CakapCakap – “Bakar Gunung” adalah istilah yang sangat khas, hadir dari masyarakat Suku Serawai, Kabupaten Bengkulu Selatan. Bakar Gunung bukan berarti membakar gunung, tetapi adalah sebuah tradisi yang dilakukan oleh masyarakat Bengkulu Selatan untuk menyambut hadirnya Hari Raya Idul Fitri. Dalam istilah daerahnya, bakar gunung juga sering disebut ronjok sayak, dengan sayak sendiri berarti batok kelapa dalam bahasa batak. Bakar gunung merupakan tradisi yang dilakukan dengan membakar batok kelapa kering, yang sebelumnya ditumpuk keatas lebih dari satu meter tingginya.

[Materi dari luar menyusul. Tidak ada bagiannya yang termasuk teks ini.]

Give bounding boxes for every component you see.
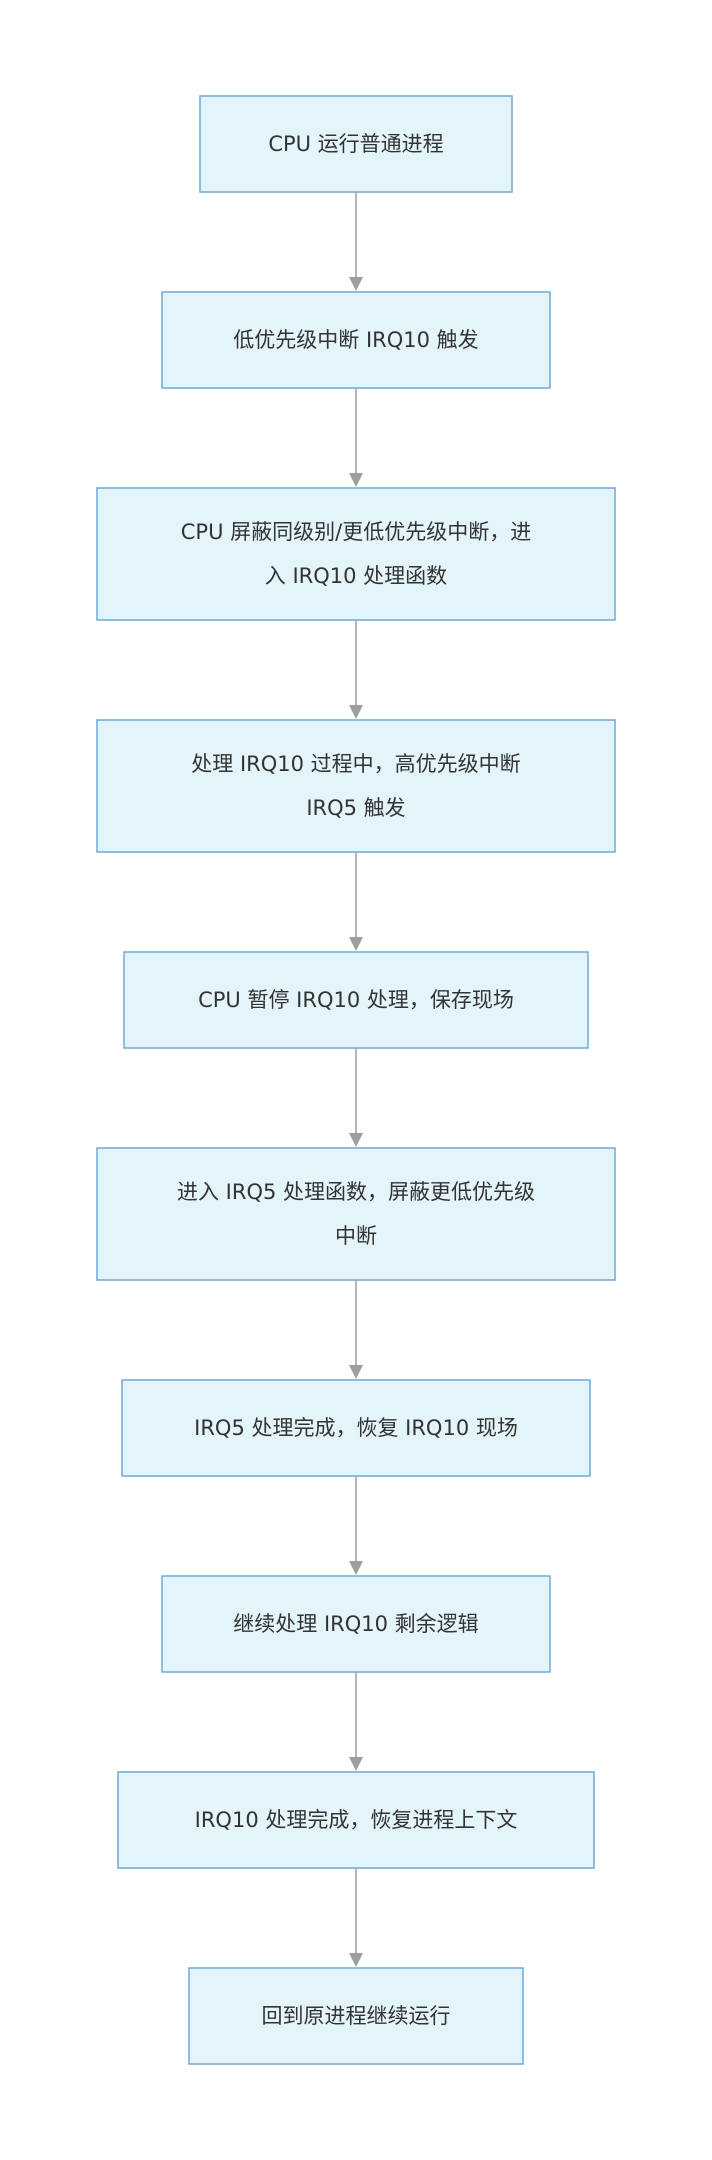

Tradisi ini sudah hadir sejak ratusan tahun yang lalu, yang secara sederhana dimaknai sebagai rasa sukacita karena menyambut Idul Fitri. Apalagi di zaman dulu, belum ada listrik sebagai penerangan di kawasan tersebut.

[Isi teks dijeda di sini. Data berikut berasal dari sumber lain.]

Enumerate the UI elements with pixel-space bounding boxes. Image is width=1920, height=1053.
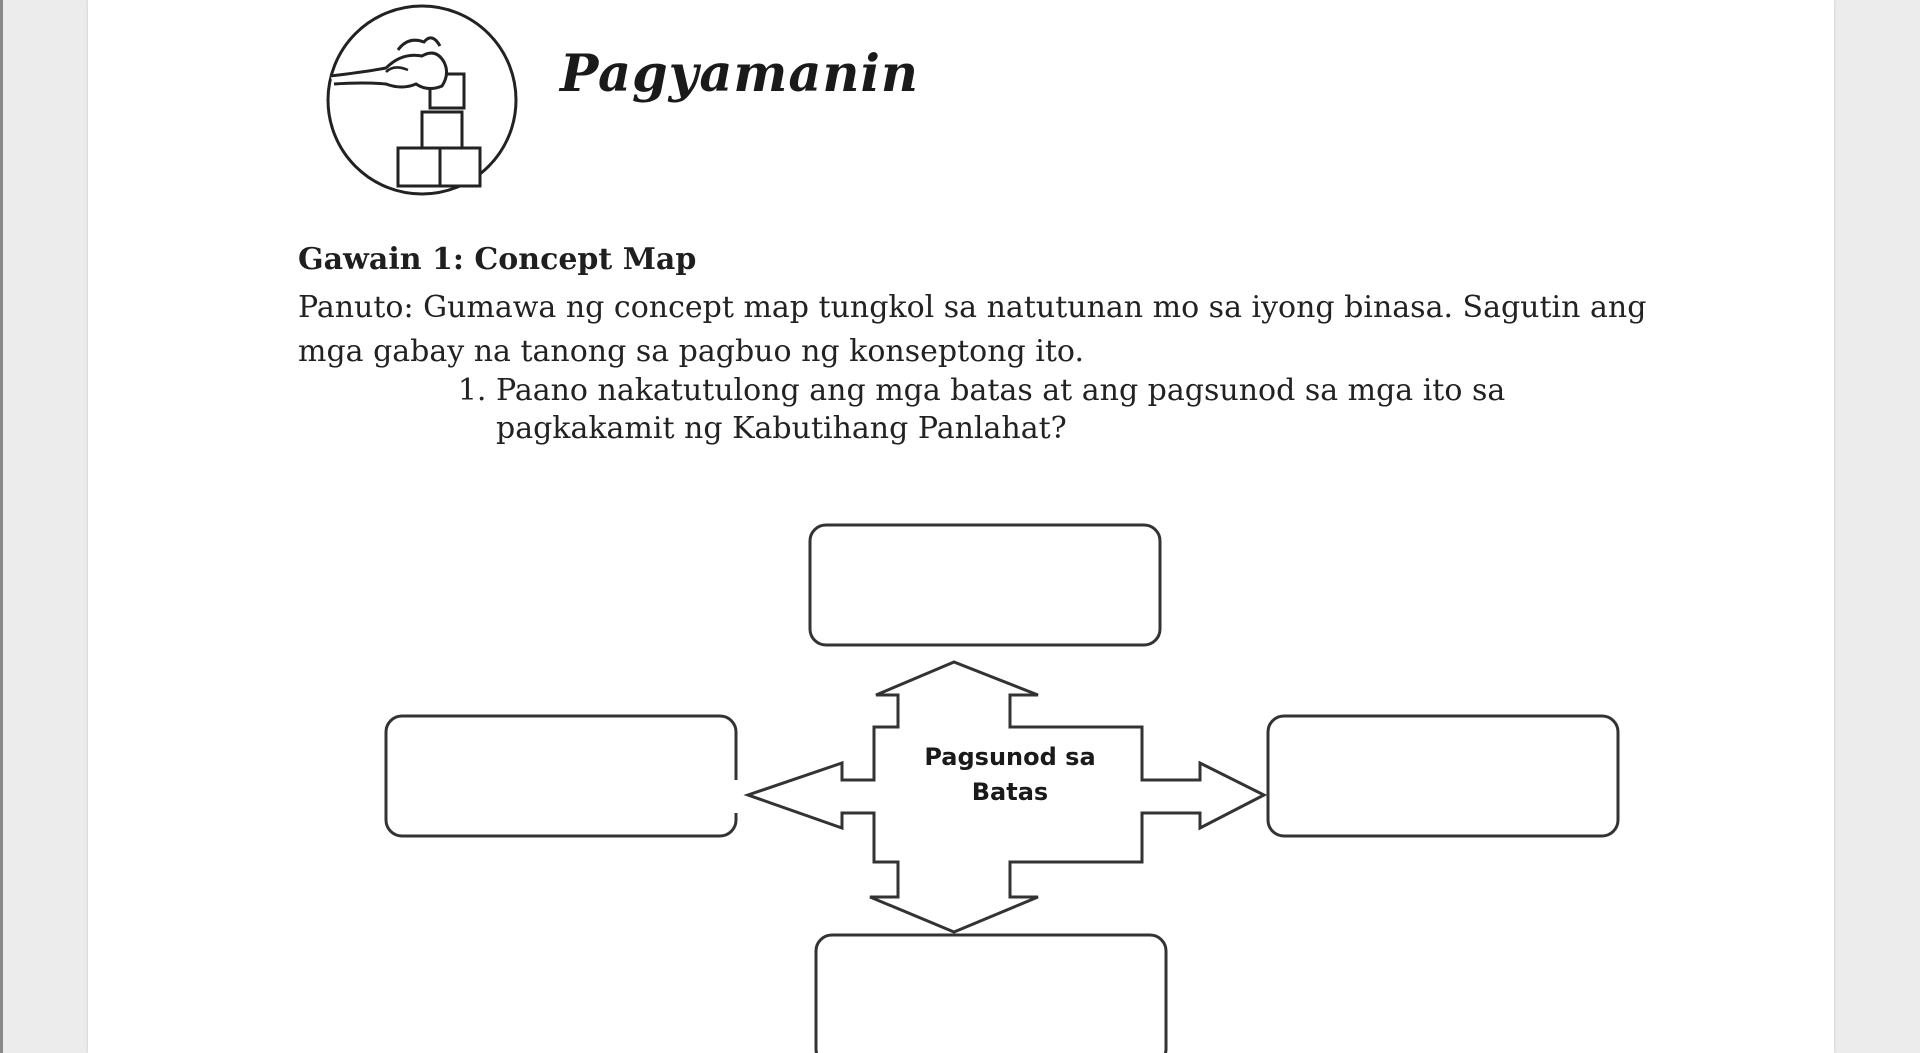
concept-box-top[interactable] [808, 523, 1162, 647]
center-label-line1: Pagsunod sa [924, 743, 1095, 771]
guide-questions: Paano nakatutulong ang mga batas at ang … [442, 372, 1656, 448]
window-edge [0, 0, 3, 1053]
concept-box-bottom[interactable] [814, 933, 1168, 1053]
center-label-line2: Batas [972, 778, 1048, 806]
question-item: Paano nakatutulong ang mga batas at ang … [496, 372, 1656, 448]
activity-title: Gawain 1: Concept Map [298, 242, 697, 277]
concept-map: Pagsunod sa Batas [384, 523, 1620, 1053]
hand-stacking-blocks-icon [326, 4, 518, 196]
concept-box-left[interactable] [384, 714, 738, 838]
arrow-outline [743, 660, 1268, 934]
concept-box-right[interactable] [1266, 714, 1620, 838]
section-title: Pagyamanin [560, 44, 919, 104]
document-page: Pagyamanin Gawain 1: Concept Map Panuto:… [88, 0, 1834, 1053]
instructions-text: Panuto: Gumawa ng concept map tungkol sa… [298, 290, 1647, 369]
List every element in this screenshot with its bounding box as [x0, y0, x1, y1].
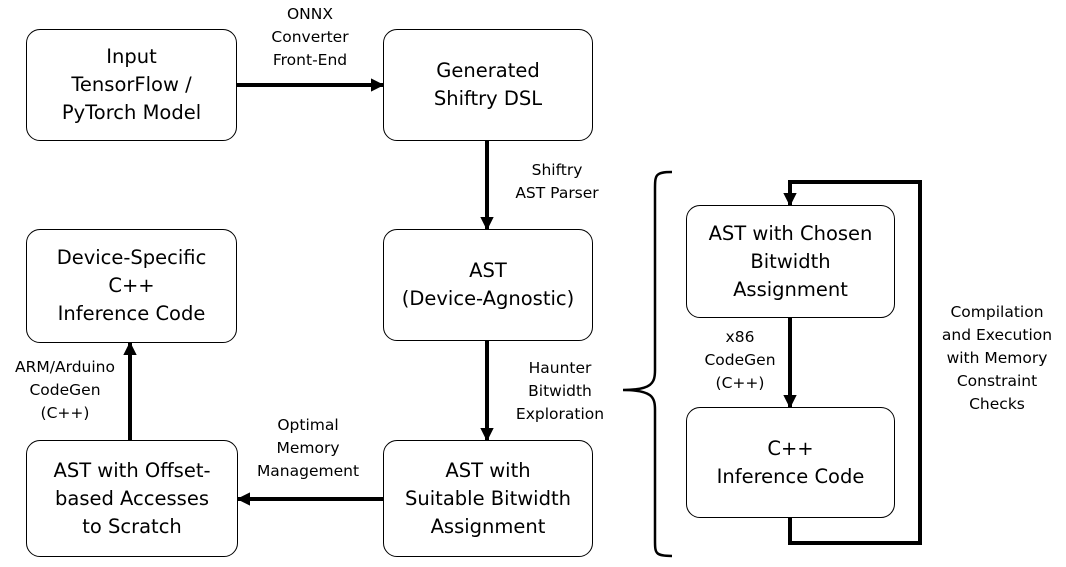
edge-label-arm-codegen: ARM/Arduino CodeGen (C++) — [15, 358, 115, 422]
curly-brace — [622, 170, 673, 558]
edge-label-onnx: ONNX Converter Front-End — [271, 5, 349, 69]
node-ast-offset-accesses-label: AST with Offset- based Accesses to Scrat… — [53, 458, 211, 538]
edge-label-feedback-loop: Compilation and Execution with Memory Co… — [941, 303, 1053, 413]
node-ast-device-agnostic-label: AST (Device-Agnostic) — [401, 259, 575, 310]
node-ast-chosen-bitwidth-label: AST with Chosen Bitwidth Assignment — [708, 221, 873, 301]
feedback-loop — [783, 180, 922, 545]
node-ast-offset-accesses: AST with Offset- based Accesses to Scrat… — [26, 440, 238, 557]
edge-label-haunter: Haunter Bitwidth Exploration — [515, 359, 605, 423]
node-device-specific-code-label: Device-Specific C++ Inference Code — [56, 246, 207, 325]
edge-label-x86-codegen: x86 CodeGen (C++) — [704, 328, 776, 392]
node-shiftry-dsl-label: Generated Shiftry DSL — [433, 59, 543, 110]
node-ast-device-agnostic: AST (Device-Agnostic) — [383, 229, 593, 341]
node-cpp-inference-code-label: C++ Inference Code — [716, 436, 865, 488]
node-input-model-label: Input TensorFlow / PyTorch Model — [61, 45, 202, 124]
node-ast-suitable-bitwidth-label: AST with Suitable Bitwidth Assignment — [405, 458, 571, 538]
node-cpp-inference-code: C++ Inference Code — [686, 407, 895, 518]
node-input-model: Input TensorFlow / PyTorch Model — [26, 29, 237, 141]
node-device-specific-code: Device-Specific C++ Inference Code — [26, 229, 237, 343]
edge-label-shiftry-parser: Shiftry AST Parser — [515, 161, 599, 202]
node-shiftry-dsl: Generated Shiftry DSL — [383, 29, 593, 141]
node-ast-suitable-bitwidth: AST with Suitable Bitwidth Assignment — [383, 440, 593, 557]
node-ast-chosen-bitwidth: AST with Chosen Bitwidth Assignment — [686, 205, 895, 318]
edge-label-memory: Optimal Memory Management — [256, 416, 360, 480]
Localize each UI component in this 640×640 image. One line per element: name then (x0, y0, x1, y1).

Dewasa ini Cakap People, tradisi membakar batok kelapa ini lebih dikenal dengan istilah “api jagau”, yang secara harafiah diartikan sebagai api yang menjaga. Teknis pembakarannya adalah dimulai dengan menumpuk batok kelapa hingga ketinggian sekitar 1,5 meter. Tumpukan batok kelapa tersebut dinamai lunjuk, dan hanya boleh ada 1 lunjuk disetiap rumah. Aturan ini menjadi lambang perwujudan keesaan Allah SWT.

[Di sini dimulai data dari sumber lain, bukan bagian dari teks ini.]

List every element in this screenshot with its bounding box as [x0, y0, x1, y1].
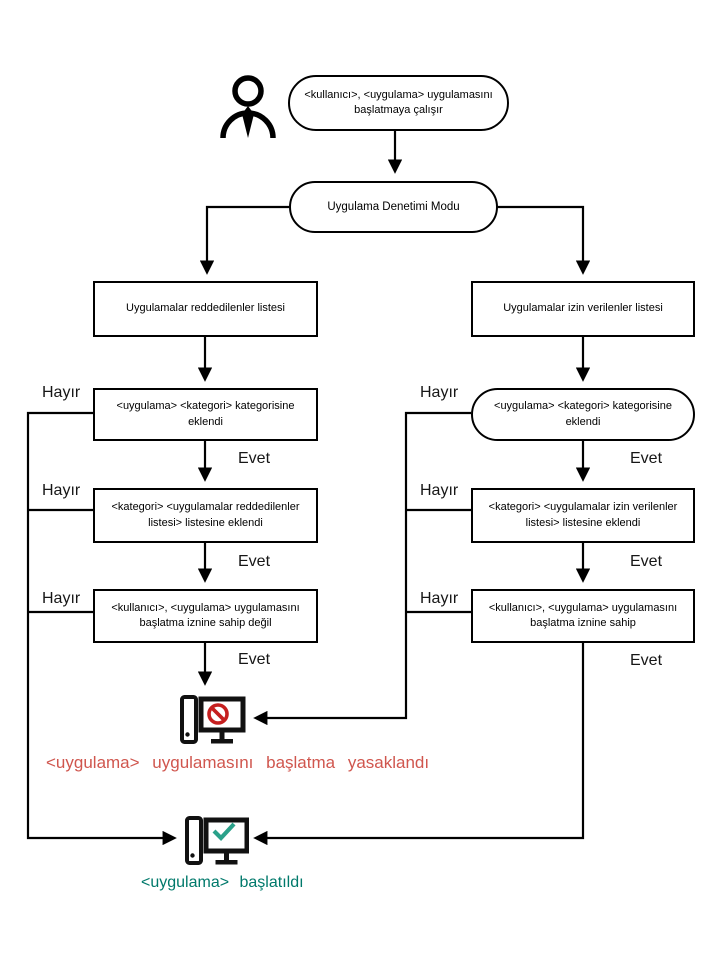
edge-mode-to-allowlist	[497, 205, 591, 275]
node-denylist-step-3: <kullanıcı>, <uygulama> uygulamasını baş…	[93, 589, 318, 643]
node-mode: Uygulama Denetimi Modu	[289, 181, 498, 233]
edge-right-no-merge-to-denied	[253, 411, 471, 726]
label-yes-right-3: Evet	[630, 652, 663, 669]
label-yes-left-1: Evet	[238, 450, 271, 467]
edge-right-check3-yes-to-allowed	[253, 643, 585, 846]
node-allowlist-step-1: <uygulama> <kategori> kategorisine eklen…	[471, 388, 695, 441]
label-no-right-3: Hayır	[420, 590, 459, 607]
result-allowed-text: <uygulama> başlatıldı	[141, 874, 304, 891]
node-start: <kullanıcı>, <uygulama> uygulamasını baş…	[288, 75, 509, 131]
label-yes-left-3: Evet	[238, 651, 271, 668]
label-no-left-2: Hayır	[42, 482, 81, 499]
label-no-left-3: Hayır	[42, 590, 81, 607]
label-yes-right-2: Evet	[630, 553, 663, 570]
node-allowlist-step-2: <kategori> <uygulamalar izin verilenler …	[471, 488, 695, 543]
label-no-left-1: Hayır	[42, 384, 81, 401]
node-allowlist-step-3: <kullanıcı>, <uygulama> uygulamasını baş…	[471, 589, 695, 643]
edge-left-no-merge-to-allowed	[26, 411, 177, 846]
blocked-computer-icon	[180, 695, 246, 744]
label-no-right-1: Hayır	[420, 384, 459, 401]
label-yes-left-2: Evet	[238, 553, 271, 570]
user-icon	[220, 75, 276, 139]
label-yes-right-1: Evet	[630, 450, 663, 467]
node-denylist-step-2: <kategori> <uygulamalar reddedilenler li…	[93, 488, 318, 543]
result-denied-text: <uygulama> uygulamasını başlatma yasakla…	[46, 753, 430, 772]
allowed-computer-icon	[185, 816, 249, 865]
label-no-right-2: Hayır	[420, 482, 459, 499]
node-allowlist: Uygulamalar izin verilenler listesi	[471, 281, 695, 337]
node-denylist-step-1: <uygulama> <kategori> kategorisine eklen…	[93, 388, 318, 441]
edge-mode-to-denylist	[199, 205, 289, 275]
node-denylist: Uygulamalar reddedilenler listesi	[93, 281, 318, 337]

Sebelum pandemi, biasanya masyarakat Bengkulu akan berkumpul di masjid sambil membawa kuliner khas berupa lemang dan tapai ketan. Setelah dimakan bersama, shalat isya, tarawih, dan witir berjamaah, biasanya mereka akan saling berkumpul disekeliling batok kelapa yang dibakar tadi, sebagai tanda kemeriahan menyambut Idulfitri.
Tradisi bakar batok kelapa dilakukan dengan cara yang agak berbeda antara satu wilayah dengan wilayah yang lain. Di kecamatan Kedurang, istilah bakar batok kelapa bernama nujuh likur, yang berarti angka 27. Perayaan ini dilaksanakan pada hari ke-17 Ramadhan, sebagai penanda bahwa Idul Fitri tinggal tiga hari lagi, dan sudah waktunya masyarakat turun ke kebun atau panen di ladang untuk mempersiapkan diri menyambut hari raya.
Sementara bagi masyarakat Rejang, penamaan tradisi bakar batok kelapa bernama opi malem likua. Sama dengan pelaksanaannya di hari ke-27 Ramadhan, masyarakat Rejang percaya pada malam tersebut, arwah keluarga yang sudah meninggal akan datang menengok keluarganya. Bakar batok kelapa disebutkan sebagai penanda agar arwah tidak tersesat. Jika tersesat, maka arwah leluhur tersebut tidak akan tenang. Berbeda dengan daerah lainnya di Bengkulu, tradisi di daerah ini menambah suasana magis ketika ada banyak asap mengepul di langit Bengkulu.